When I first started dating Susan, a work-friend did a twenty-four-hour juice fast every week. He swore by them. “They sharpen me up. I feel fresh and refreshed.” I gave it a try. Starting on a Sunday morning, I ate and drank nothing but cranberry juice for the whole day. The hungrier I got, the more juice I drank. When my alarm went off on Monday morning, I was incapacitated. My head pounded as hard as my worst hangover. I couldn’t get out of bed. I missed the whole day of work.
Just like my juice fast, I gave up meat in an effort to feel healthier. To purge all that poison from my system. I wanted to feel fresh and refreshed, again. And with the exception of being dizzy all the time, it worked pretty well.
Shortly after my second iron dose last weekend, I headed out for a run. With my iron-rich blood, I planned on killing my favorite seven-mile loop.
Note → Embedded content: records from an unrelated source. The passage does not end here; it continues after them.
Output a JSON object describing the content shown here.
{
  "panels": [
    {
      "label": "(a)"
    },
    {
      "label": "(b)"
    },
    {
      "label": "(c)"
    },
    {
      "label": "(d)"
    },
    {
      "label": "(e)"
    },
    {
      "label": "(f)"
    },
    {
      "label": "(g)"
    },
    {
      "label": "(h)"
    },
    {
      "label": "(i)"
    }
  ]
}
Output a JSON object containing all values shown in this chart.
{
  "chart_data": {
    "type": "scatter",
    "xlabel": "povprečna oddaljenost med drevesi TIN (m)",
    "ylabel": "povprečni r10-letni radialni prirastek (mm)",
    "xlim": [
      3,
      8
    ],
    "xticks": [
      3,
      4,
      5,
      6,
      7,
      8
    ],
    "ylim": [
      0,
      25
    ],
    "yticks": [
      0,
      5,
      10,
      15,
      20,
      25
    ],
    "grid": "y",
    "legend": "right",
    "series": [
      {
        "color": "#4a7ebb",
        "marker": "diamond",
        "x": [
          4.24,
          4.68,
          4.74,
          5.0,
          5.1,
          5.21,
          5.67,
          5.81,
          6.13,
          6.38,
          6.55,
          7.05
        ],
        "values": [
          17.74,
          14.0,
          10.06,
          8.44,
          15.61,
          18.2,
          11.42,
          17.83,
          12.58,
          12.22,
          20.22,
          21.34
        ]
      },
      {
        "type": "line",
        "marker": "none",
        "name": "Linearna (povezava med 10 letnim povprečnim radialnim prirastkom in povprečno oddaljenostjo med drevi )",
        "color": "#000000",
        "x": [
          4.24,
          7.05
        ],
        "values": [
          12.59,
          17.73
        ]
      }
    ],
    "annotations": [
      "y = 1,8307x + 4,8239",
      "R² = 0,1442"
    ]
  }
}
Apparently, the effects of iron on my body will take about six-weeks to come to fruition. The run was miserable, just like all my runs. Just as dizzy, just as fatigued, sucking wind.
On Sunday night, Eli and I shared a New York Strip steak. During my hiatus from meat, he developed a passion for steak. He buys it from a local butcher and griddles it up in a cast iron pan. I’ve watched him jealously for the past twelve months as he perfected his technique. Sunday night, on doctor’s orders, I joined Eli in his feast. I didn’t miss being a vegetarian one bit.